N-nitrosamine and mutagenicity formation in Chinese salted fish after digestion.

Salted and dried fish (Nemipterus virgatus), acquired from Hong Kong, was treated with 0.43-110 mM nitrite during in vitro digestion using gastric enzymes and the volatile N-nitrosamine content and mutagenicity on Salmonella typhimurium TA100 assayed without concentration. N-Nitrosodimethylamine (NDMA; the only nitrosamine detected) formation was second order in nitrite concentration. When 10 g of fish was treated with 6.96 mM nitrite, 394 nM NDMA was formed. Thiocyanate was catalytic for NDMA formation at nitrite concentration greater than 0.87 mM and when the ratio of thiocyanate to nitrite was greater than 1. Approximately a 50% inhibition in NDMA formation by ascorbic acid was seen when the ratio of ascorbate to nitrite was approximately 2 or greater and the nitrite concentration was 1.74 mM. Mutagenicity increased with increasing nitrite concentration but the addition of thiocyanate did not increase mutagenicity over nitrite alone.

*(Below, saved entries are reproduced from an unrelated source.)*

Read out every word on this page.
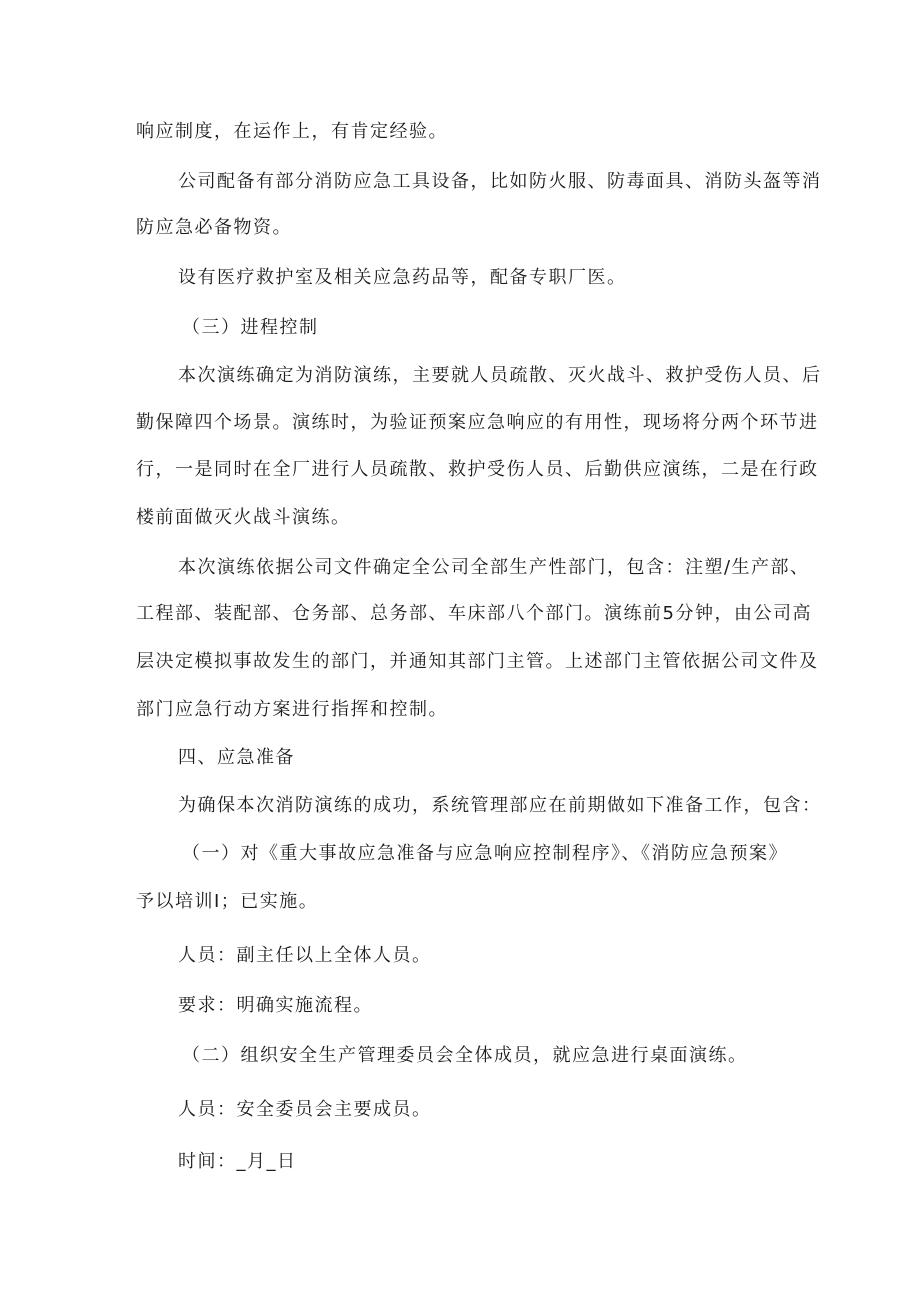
响应制度，在运作上，有肯定经验。
公司配备有部分消防应急工具设备，比如防火服、防毒面具、消防头盔等消
防应急必备物资。
设有医疗救护室及相关应急药品等，配备专职厂医。
（三）进程控制
本次演练确定为消防演练，主要就人员疏散、灭火战斗、救护受伤人员、后
勤保障四个场景。演练时，为验证预案应急响应的有用性，现场将分两个环节进
行，一是同时在全厂进行人员疏散、救护受伤人员、后勤供应演练，二是在行政
楼前面做灭火战斗演练。
本次演练依据公司文件确定全公司全部生产性部门，包含：注塑/生产部、
工程部、装配部、仓务部、总务部、车床部八个部门。演练前5分钟，由公司高
层决定模拟事故发生的部门，并通知其部门主管。上述部门主管依据公司文件及
部门应急行动方案进行指挥和控制。
四、应急准备
为确保本次消防演练的成功，系统管理部应在前期做如下准备工作，包含：
（一）对《重大事故应急准备与应急响应控制程序》、《消防应急预案》
予以培训I；已实施。
人员：副主任以上全体人员。
要求：明确实施流程。
（二）组织安全生产管理委员会全体成员，就应急进行桌面演练。
人员：安全委员会主要成员。
时间：_月_日
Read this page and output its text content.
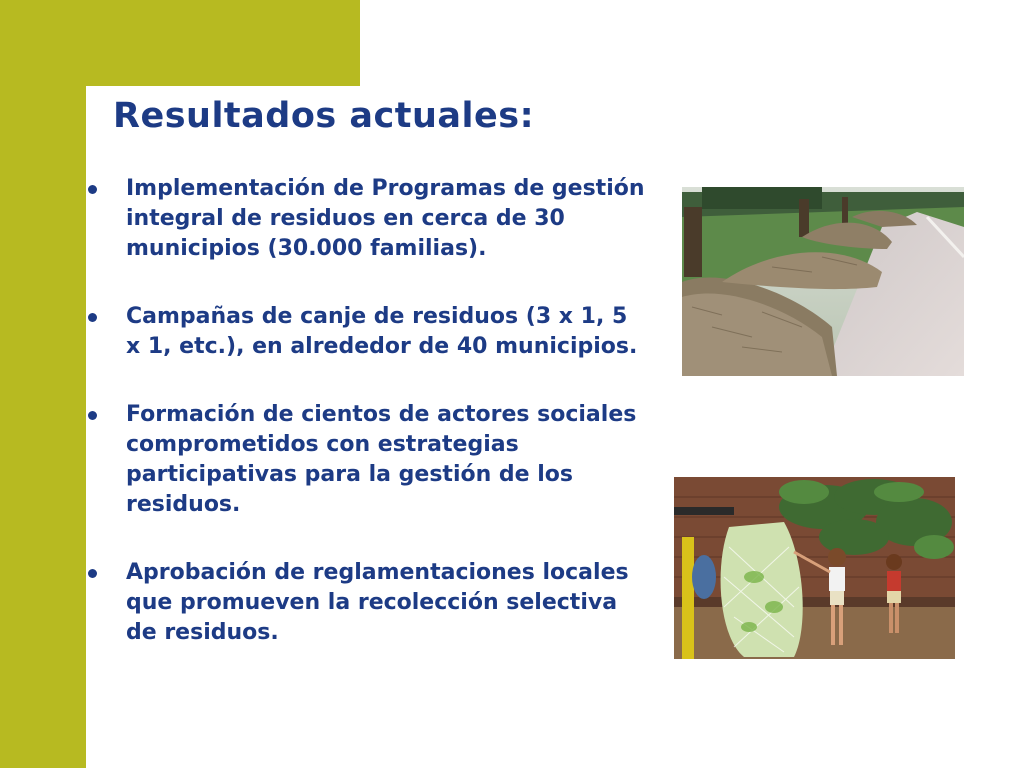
Resultados actuales:
Implementación de Programas de gestión integral de residuos en cerca de 30 municipios (30.000 familias).
Campañas de canje de residuos (3 x 1, 5 x 1, etc.), en alrededor de 40 municipios.
Formación de cientos de actores sociales comprometidos con estrategias participativas para la gestión de los residuos.
Aprobación de reglamentaciones locales que promueven la recolección selectiva de residuos.
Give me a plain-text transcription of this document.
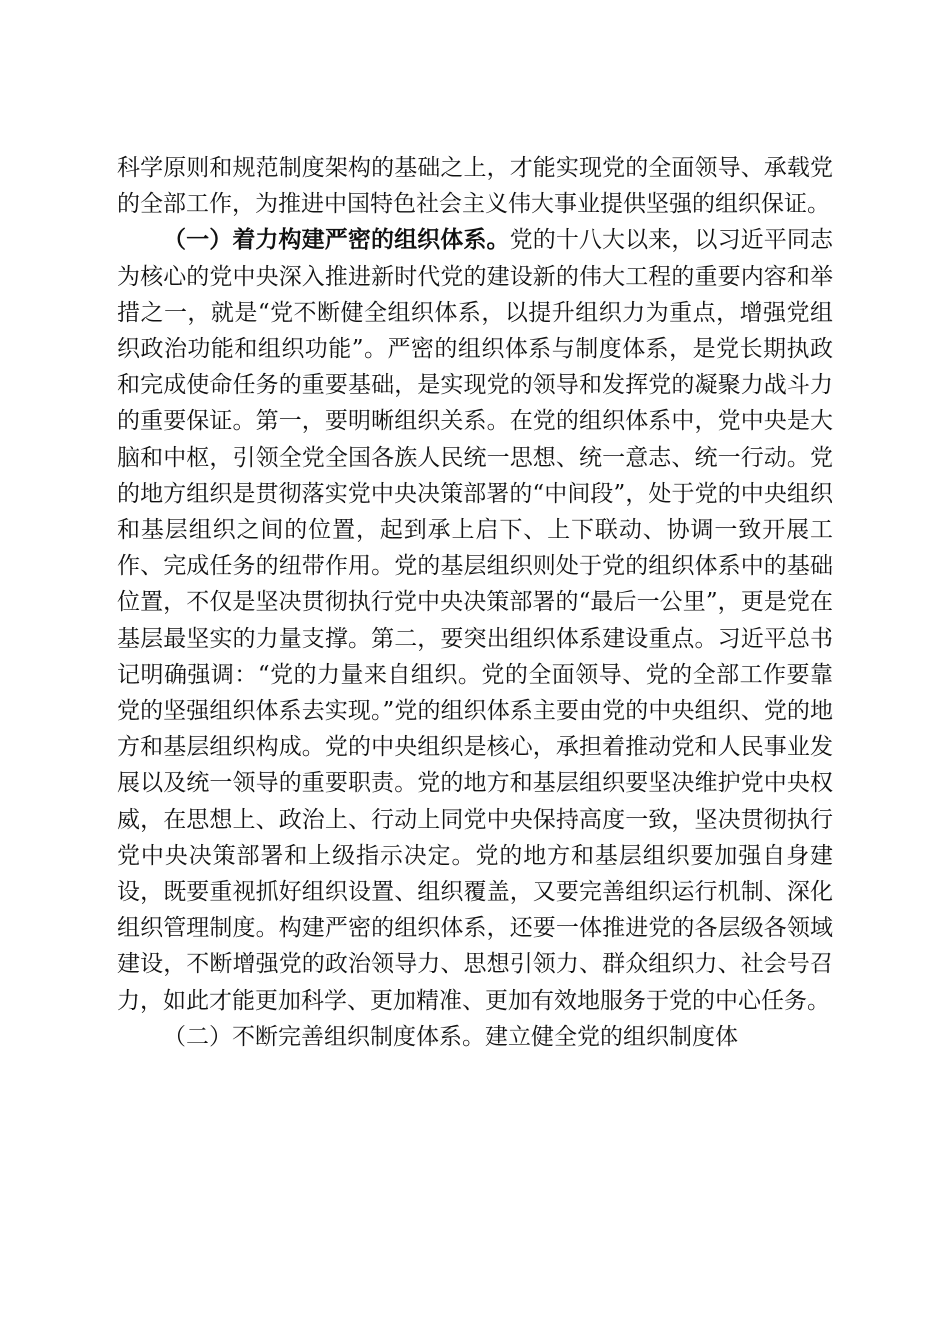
科学原则和规范制度架构的基础之上，才能实现党的全面领导、承载党的全部工作，为推进中国特色社会主义伟大事业提供坚强的组织保证。

（一）着力构建严密的组织体系。党的十八大以来，以习近平同志为核心的党中央深入推进新时代党的建设新的伟大工程的重要内容和举措之一，就是“党不断健全组织体系，以提升组织力为重点，增强党组织政治功能和组织功能”。严密的组织体系与制度体系，是党长期执政和完成使命任务的重要基础，是实现党的领导和发挥党的凝聚力战斗力的重要保证。第一，要明晰组织关系。在党的组织体系中，党中央是大脑和中枢，引领全党全国各族人民统一思想、统一意志、统一行动。党的地方组织是贯彻落实党中央决策部署的“中间段”，处于党的中央组织和基层组织之间的位置，起到承上启下、上下联动、协调一致开展工作、完成任务的纽带作用。党的基层组织则处于党的组织体系中的基础位置，不仅是坚决贯彻执行党中央决策部署的“最后一公里”，更是党在基层最坚实的力量支撑。第二，要突出组织体系建设重点。习近平总书记明确强调：“党的力量来自组织。党的全面领导、党的全部工作要靠党的坚强组织体系去实现。”党的组织体系主要由党的中央组织、党的地方和基层组织构成。党的中央组织是核心，承担着推动党和人民事业发展以及统一领导的重要职责。党的地方和基层组织要坚决维护党中央权威，在思想上、政治上、行动上同党中央保持高度一致，坚决贯彻执行党中央决策部署和上级指示决定。党的地方和基层组织要加强自身建设，既要重视抓好组织设置、组织覆盖，又要完善组织运行机制、深化组织管理制度。构建严密的组织体系，还要一体推进党的各层级各领域建设，不断增强党的政治领导力、思想引领力、群众组织力、社会号召力，如此才能更加科学、更加精准、更加有效地服务于党的中心任务。

（二）不断完善组织制度体系。建立健全党的组织制度体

Ascorbate increased mutagenicity even though NDMA formation was inhibited. Even at nitrite concentrations greater than 100-fold higher than expected in vivo, there was insufficient NDMA formed to account for the observed mutagenicity. These data do not exclude the possibility that the observed mutagenicity was due to non-volatile N-nitroso compounds, however, this possibility seems unlikely given the effects of ascorbate and thiocyanate which would be expected to inhibit and enhance non-volatile N-nitroso compound formation.